Crude oil futures were little changed on Friday after they rose for a second week in a row amid improved demand and falling inventories of US oil, the world's biggest oil consumer.
Brent crude fell 18 cents to $85.53 a barrel after rising 0.8% in the previous session. US West Texas Intermediate (WTI) crude oil for August fell 14 cents to $81.15 a barrel from $82.17 previously.
The increase in seasonal demand as shown by EIA data reflecting the conflict between Israel and Hezbollah and the hurricane season is able to maintain the price strength until the summer.
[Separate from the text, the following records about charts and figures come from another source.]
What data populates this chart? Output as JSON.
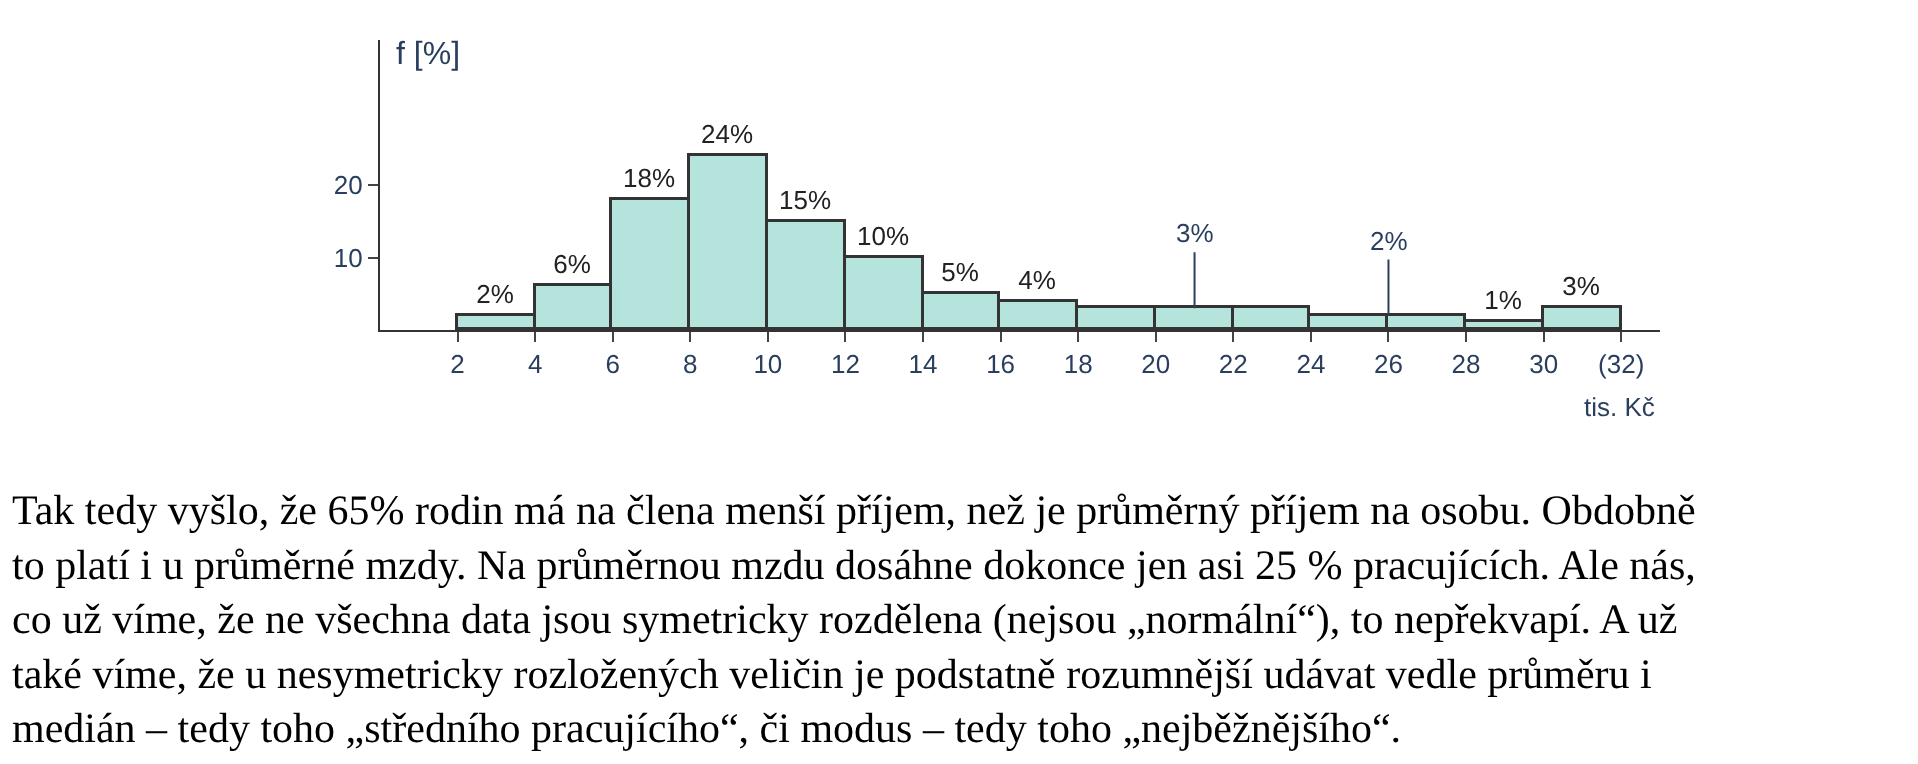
{
  "chart_data": {
    "type": "histogram",
    "bins": [
      2,
      4,
      6,
      8,
      10,
      12,
      14,
      16,
      18,
      20,
      22,
      24,
      26,
      28,
      30,
      32
    ],
    "values": [
      2,
      6,
      18,
      24,
      15,
      10,
      5,
      4,
      3,
      3,
      3,
      2,
      2,
      1,
      3
    ],
    "value_labels": [
      "2%",
      "6%",
      "18%",
      "24%",
      "15%",
      "10%",
      "5%",
      "4%",
      null,
      null,
      null,
      null,
      null,
      "1%",
      "3%"
    ],
    "color": "#b4e4dc",
    "ylabel": "f [%]",
    "xlabel": "tis. Kč",
    "xlim": [
      0,
      33
    ],
    "xticks": [
      2,
      4,
      6,
      8,
      10,
      12,
      14,
      16,
      18,
      20,
      22,
      24,
      26,
      28,
      30,
      {
        "value": 32,
        "label": "(32)"
      }
    ],
    "ylim": [
      0,
      40
    ],
    "yticks": [
      10,
      20
    ],
    "annotations": [
      {
        "text": "3%",
        "x": 21,
        "y": 3
      },
      {
        "text": "2%",
        "x": 26,
        "y": 2
      },
      "Tak tedy vyšlo, že 65% rodin má na člena menší příjem, než je průměrný příjem na osobu. Obdobně\nto platí i u průměrné mzdy. Na průměrnou mzdu dosáhne dokonce jen asi 25 % pracujících. Ale nás,\nco už víme, že ne všechna data jsou symetricky rozdělena (nejsou „normální“), to nepřekvapí. A už\ntaké víme, že u nesymetricky rozložených veličin je podstatně rozumnější udávat vedle průměru i\nmedián – tedy toho „středního pracujícího“, či modus – tedy toho „nejběžnějšího“."
    ]
  }
}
US government data released on Thursday showed the number of products supplied in the country's oil demand rose by 1.9 million barrels per day last week.
The Energy Information Administration (EIA) report showed US crude oil stockpiles rose by 2.5 million barrels this week to 457.1 million barrels compared to market expectations.
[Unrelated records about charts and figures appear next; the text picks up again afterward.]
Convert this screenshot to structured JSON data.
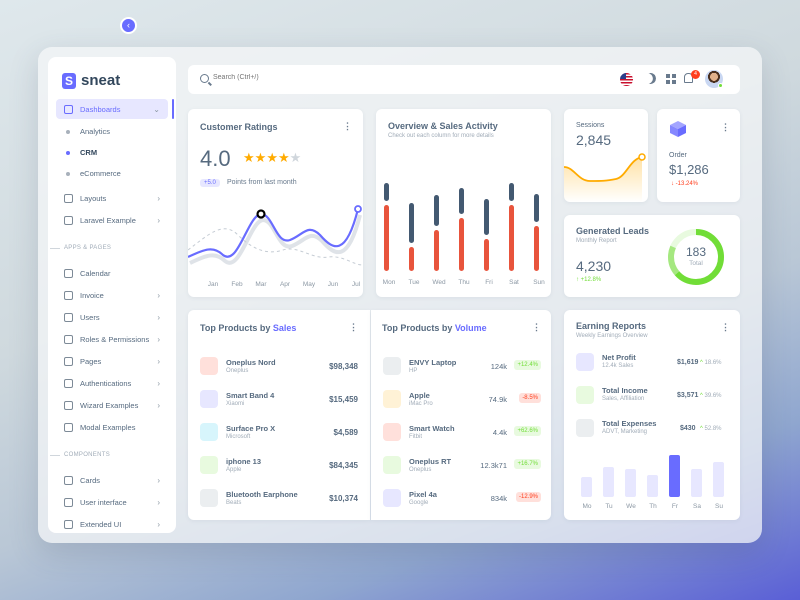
{
  "brand": {
    "name": "sneat",
    "mark": "S"
  },
  "sidebar": {
    "dashboards": "Dashboards",
    "sub": [
      "Analytics",
      "CRM",
      "eCommerce"
    ],
    "layouts": "Layouts",
    "laravel": "Laravel Example",
    "section_apps": "APPS & PAGES",
    "apps": [
      "Calendar",
      "Invoice",
      "Users",
      "Roles & Permissions",
      "Pages",
      "Authentications",
      "Wizard Examples",
      "Modal Examples"
    ],
    "section_components": "COMPONENTS",
    "components": [
      "Cards",
      "User interface",
      "Extended UI"
    ]
  },
  "topbar": {
    "search_placeholder": "Search (Ctrl+/)",
    "notification_count": "4"
  },
  "customer_ratings": {
    "title": "Customer Ratings",
    "value": "4.0",
    "stars_filled": 4,
    "stars_total": 5,
    "delta": "+5.0",
    "delta_label": "Points from last month",
    "months": [
      "Jan",
      "Feb",
      "Mar",
      "Apr",
      "May",
      "Jun",
      "Jul"
    ]
  },
  "overview": {
    "title": "Overview & Sales Activity",
    "subtitle": "Check out each column for more details",
    "days": [
      "Mon",
      "Tue",
      "Wed",
      "Thu",
      "Fri",
      "Sat",
      "Sun"
    ]
  },
  "sessions": {
    "title": "Sessions",
    "value": "2,845"
  },
  "order": {
    "title": "Order",
    "value": "$1,286",
    "change": "-13.24%"
  },
  "generated_leads": {
    "title": "Generated Leads",
    "subtitle": "Monthly Report",
    "value": "4,230",
    "change": "+12.8%",
    "donut_value": "183",
    "donut_label": "Total"
  },
  "top_sales": {
    "title_prefix": "Top Products by ",
    "title_accent": "Sales",
    "items": [
      {
        "name": "Oneplus Nord",
        "brand": "Oneplus",
        "value": "$98,348"
      },
      {
        "name": "Smart Band 4",
        "brand": "Xiaomi",
        "value": "$15,459"
      },
      {
        "name": "Surface Pro X",
        "brand": "Microsoft",
        "value": "$4,589"
      },
      {
        "name": "iphone 13",
        "brand": "Apple",
        "value": "$84,345"
      },
      {
        "name": "Bluetooth Earphone",
        "brand": "Beats",
        "value": "$10,374"
      }
    ]
  },
  "top_volume": {
    "title_prefix": "Top Products by ",
    "title_accent": "Volume",
    "items": [
      {
        "name": "ENVY Laptop",
        "brand": "HP",
        "value": "124k",
        "change": "+12.4%"
      },
      {
        "name": "Apple",
        "brand": "iMac Pro",
        "value": "74.9k",
        "change": "-8.5%"
      },
      {
        "name": "Smart Watch",
        "brand": "Fitbit",
        "value": "4.4k",
        "change": "+62.6%"
      },
      {
        "name": "Oneplus RT",
        "brand": "Oneplus",
        "value": "12.3k71",
        "change": "+16.7%"
      },
      {
        "name": "Pixel 4a",
        "brand": "Google",
        "value": "834k",
        "change": "-12.9%"
      }
    ]
  },
  "earning_reports": {
    "title": "Earning Reports",
    "subtitle": "Weekly Earnings Overview",
    "items": [
      {
        "title": "Net Profit",
        "sub": "12.4k Sales",
        "value": "$1,619",
        "pct": "18.6%"
      },
      {
        "title": "Total Income",
        "sub": "Sales, Affiliation",
        "value": "$3,571",
        "pct": "39.6%"
      },
      {
        "title": "Total Expenses",
        "sub": "ADVT, Marketing",
        "value": "$430",
        "pct": "52.8%"
      }
    ],
    "days": [
      "Mo",
      "Tu",
      "We",
      "Th",
      "Fr",
      "Sa",
      "Su"
    ]
  },
  "colors": {
    "primary": "#696cff",
    "success": "#71dd37",
    "danger": "#ff3e1d",
    "warning": "#ffab00",
    "dark": "#435971"
  }
}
Gasoline inventories fell by 2.3 million barrels to 231.2 million barrels compared to forecasts for a build of 600,000 barrels. Demand prospects elsewhere also helped lift prices.
Data released on Friday showed Japan's core consumer prices in May rose 2.5% from a year earlier. It grew from the previous month and kept the country's central bank on track to raise interest rates in the coming months.
Crude oil prices are currently holding up based on US economic data on monetary policy setting. The latest economic report caused the Federal Reserve (Fed) to maintain interest rates to limit economic growth and oil demand.